Ma veniamo alla sostenibilità dell’agricoltura, tema che sta a cuore a tutti. Dal punto di vista strettamente quantitativo, oggi l’agricoltura produce abbastanza per sfamare l’intera umanità, ma questo non basta al raggiungimento dell’obiettivo di eradicare la fame, sancito dal Millennium Development Goal n. 1. Infatti, condizioni locali come instabilità politica, guerre o estrema arretratezza economica costituiscono un ostacolo ancora insormontabile. Tuttavia questo argomento non giustifica l’asserzione che l’aumento della produttività agricola non sia una priorità. Quando nel 2050 la popolazione mondiale avrà raggiunto i 10 miliardi di persone, sarà necessario produrre, globalmente, almeno il 50 per cento più di oggi.

L’intensificazione sostenibile

Come quindi realizzare un incremento produttivo di tale portata senza che aumenti in modo insostenibile il suo impatto sulla deforestazione, sulla perdita di fertilità del terreno, sul consumo di acqua, sull’inquinamento dell’ambiente, sui cambiamenti climatici, anzi possibilmente riducendolo? La risposta sta nell’intensificazione sostenibile. Si tratta di produrre di più su ogni ettaro coltivato, senza compromettere la fertilità del terreno e la salubrità dell’ambiente. Per far questo occorre tanta ricerca, secondo il bello slogan “più conoscenza per ettaro”. La sfida è enorme, come è facile intuire.

Per realizzare questo ambizioso ma essenziale obiettivo uno degli strumenti più potenti che abbiamo a disposizione è proprio il miglioramento genetico, che punta ad adattare le piante all’ambiente, e non viceversa. Da alcuni anni abbiamo anche la possibilità di intervenire sui geni e sulle sequenze che li regolano, in modo mirato, preciso, flessibile, veloce e relativamente poco costoso, utilizzando le metodologie molecolari che abbiamo chiamato Tecniche di Evoluzione Assistita (TEA). Esse infatti mimano i meccanismi di modificazione genetica che avvengono spontaneamente e che sono alla base dell’evoluzione di tutte le specie viventi. La più recente di queste metodologie si fonda sulle scoperte che hanno portato all’assegnazione del premio Nobel per la chimica a Jennifer Doudna e Isabelle Charpentier nel 2020.

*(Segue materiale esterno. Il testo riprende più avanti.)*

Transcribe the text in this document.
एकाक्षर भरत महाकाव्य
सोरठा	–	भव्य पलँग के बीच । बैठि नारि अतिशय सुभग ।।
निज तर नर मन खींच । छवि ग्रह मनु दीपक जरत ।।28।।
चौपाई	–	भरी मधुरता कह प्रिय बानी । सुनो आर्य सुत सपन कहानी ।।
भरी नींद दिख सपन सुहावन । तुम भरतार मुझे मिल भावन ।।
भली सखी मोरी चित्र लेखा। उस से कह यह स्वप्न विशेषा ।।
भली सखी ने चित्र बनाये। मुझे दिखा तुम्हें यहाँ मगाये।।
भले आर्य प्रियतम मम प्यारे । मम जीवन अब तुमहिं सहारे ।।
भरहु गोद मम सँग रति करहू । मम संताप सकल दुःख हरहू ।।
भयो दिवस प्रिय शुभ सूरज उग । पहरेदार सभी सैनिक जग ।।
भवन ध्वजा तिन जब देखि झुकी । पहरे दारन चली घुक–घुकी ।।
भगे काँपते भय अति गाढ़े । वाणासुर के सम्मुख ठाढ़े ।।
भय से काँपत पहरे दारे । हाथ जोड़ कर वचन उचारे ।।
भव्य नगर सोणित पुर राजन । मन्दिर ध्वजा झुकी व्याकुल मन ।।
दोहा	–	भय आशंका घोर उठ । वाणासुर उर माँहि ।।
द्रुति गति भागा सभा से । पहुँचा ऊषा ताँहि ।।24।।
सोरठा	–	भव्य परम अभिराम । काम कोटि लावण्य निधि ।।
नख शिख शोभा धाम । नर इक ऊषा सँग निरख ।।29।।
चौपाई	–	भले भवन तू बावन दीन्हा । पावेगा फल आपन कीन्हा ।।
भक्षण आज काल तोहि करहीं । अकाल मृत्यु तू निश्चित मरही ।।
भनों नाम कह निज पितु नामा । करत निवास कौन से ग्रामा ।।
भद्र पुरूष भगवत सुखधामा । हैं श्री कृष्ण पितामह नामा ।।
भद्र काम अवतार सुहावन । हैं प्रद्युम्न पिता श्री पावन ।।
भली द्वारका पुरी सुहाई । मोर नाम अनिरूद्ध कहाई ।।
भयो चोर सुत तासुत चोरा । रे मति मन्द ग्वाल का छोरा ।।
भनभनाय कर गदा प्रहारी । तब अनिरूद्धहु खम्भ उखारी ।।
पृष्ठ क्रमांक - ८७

Bandita l’evoluzione assistita

La grande novità risiede nel fatto che  per selezionare nuovi caratteri non è più necessario contare solo sulla comparsa o sulla induzione di mutazioni casuali, tra le quali  poi selezionarne faticosamente le poche utili.  Conoscendo le sequenze dei tratti di Dna che compongono i geni e avendone definito la funzione, possiamo intervenire con precisione ed ottenere  le caratteristiche desiderate. La duttilità delle TEA consente di adattare questo approccio a tutte le colture cruciali del made in Italy, preservando e valorizzando l’enorme agrobiodiversità che caratteristica l’agricoltura del nostro Paese.

Questo tipo di intervento sulla composizione genetica delle piante produce varietà diverse dagli Ogm, così come definiti dalle normative attuali, nei quali sono stati introdotti geni da organismi di specie diversa.

Molti Paesi stanno già utilizzando le TEA per il miglioramento genetico delle piante, convinti del fatto che i prodotti ottenuti non presentano rischi per la salute e per l’ambiente maggiori rispetto alle piante attualmente coltivate. Purtroppo attualmente l’Unione Europea equipara i prodotti delle TEA agli Ogm, sottoponendoli ad una regolamentazione talmente restrittiva da rendere le TEA in pratica non applicabili.  La comunità scientifica europea attraverso le sue società scientifiche e accademie si è mobilitata affinché l’incongruenza di una normativa fondata sulle conoscenze di oltre un ventennio fa sia emendata e consenta anche all’Europa di applicare le metodologie più avanzate per un’agricoltura attrezzata ad affrontare efficacemente le sfide poste dalla sostenibilità e dai cambiamenti climatici. È quindi cruciale che la politica e l’opinione pubblica si rendano conto che è in gioco il futuro dell’agricoltura europea. Sempre che l’Europa non preferisca essere sostenibile solo a parole, naturalmente.